Посмотрим же теперь, как отнеслась практическая Москва к одушевлённому православными идеалами Киеву.
ГЛАВА ХХVІ.
Исакий Борискович был уже однажды в Москве. В августе 1624 года, когда в Киеве происходило смятение умов по поводу белорусских событий и административных действий, митрополит посылал его к царю для обычного испрошения «милостыни на церковное строение». Новый центр русского мира, Москва, был связан со старым его центром, Киевом, неразрывными узами. Со времени возникновения русской силы на Севере после татарского лихолетья, между ними происходило более или менее частое общение. [114]
Москва не забывала, что Киев — отчина её царя.

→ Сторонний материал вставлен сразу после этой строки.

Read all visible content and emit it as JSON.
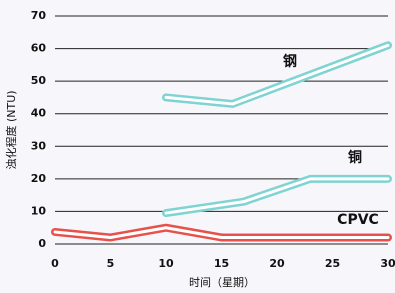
{
  "chart_data": {
    "type": "line",
    "xlabel": "时间（星期）",
    "ylabel": "浊化程度 (NTU)",
    "xlim": [
      0,
      30
    ],
    "xticks": [
      0,
      5,
      10,
      15,
      20,
      25,
      30
    ],
    "ylim": [
      0,
      70
    ],
    "yticks": [
      0,
      10,
      20,
      30,
      40,
      50,
      60,
      70
    ],
    "grid": true,
    "series": [
      {
        "name": "钢",
        "color": "#7fd3d3",
        "x": [
          10,
          16,
          30
        ],
        "values": [
          45,
          43,
          61
        ]
      },
      {
        "name": "铜",
        "color": "#7fd3d3",
        "x": [
          10,
          17,
          23,
          30
        ],
        "values": [
          9.5,
          13,
          20,
          20
        ]
      },
      {
        "name": "CPVC",
        "color": "#e8504a",
        "x": [
          0,
          5,
          10,
          15,
          30
        ],
        "values": [
          3.7,
          2,
          5,
          2,
          2
        ]
      }
    ]
  }
}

Киев помнил своё старейшинство в основании русской церкви. Он посылал к московским государям просителей милостыни на разорённые татарами святилища свои в таком смысле, как будто это были те же царские храмы, что и в их новой столице. Со своей стороны Москва считала для себя обязательным уважать в этом случае «предание и обычай стаpого времени». [115] Хождение из Киева в Москву за милостыней на церковное строение сделалось регулярным. Установлены были даже сроки для разных монастырей, когда их блюстители должны были являться для получения поддержки от Восточного Царя. Поэтому, для королевской партии, которая часто, наперекор земским послам и сеймам, делала экзорбитации в пользу папизма, не было юридического основания к прекращению сношений Киева с Москвой, хотя эти сношения были весьма подозрительны в глазах польских политиков. По крайней мере королевская партия не находила средств для прекращения иноческих поездок в схизматическую и зловредную для Польши Москву.Борецкий, посылая в 1624 году епископа Исакия к царю, без сомнения, имел в виду не одну милостыню. В письме к Михаилу Фёдоровичу, он рекомендовал его, как «мужа во всём верна и тайну царскую могуща сохранити», тайна, как надобно полагать, заключалась в настоятельной просьбе к русскому царю спасать свою отчину от сетей папизма, в которые одних завлекали соблазнами, а других загоняли притеснениями. Теперь тот же во всём верный муж появился в Москве, как изъяснитель двух важных проектов, составленных деятельным умом киевского митрополита: по одному из них, московский самодержец должен был стать во главе православного движения на Востоке, по другому — он должен был оправдать принятый ещё Иоанном III, в смысле программы действий, царственный титул всея Руси.
Но течение событий и характер самой сцены, на которой подвизался севернорусский человек, обработали его ум совсем иначе, не так как обработала местная история ум южнорусса. На юге мыслительная способность лучших людей поддавалась воображению; идеал царствовал здесь над реальностью, возносил православие в сферы высшей духовной жизни, и работал, может быть, не столько для его настоящего, сколько для его будущего. На севере в деятельности русского ума воображению отведено было последнее место. Севернорусский ум отличался положительностью, и самую религию приспособил к практическим потребностям общества. На юге надобно было спасать церковь, на севере — государство. Церковь спасало всегда и везде высоконастроенное меньшинство; напротив, спасение государства зависело всюду от единомыслия большинства. И вот представители идеальных стремлений южнорусского меньшинства и представители практических интересов севернорусского большинства встретились в общем для них обоих деле. Между ними естественно оказалось разномыслие.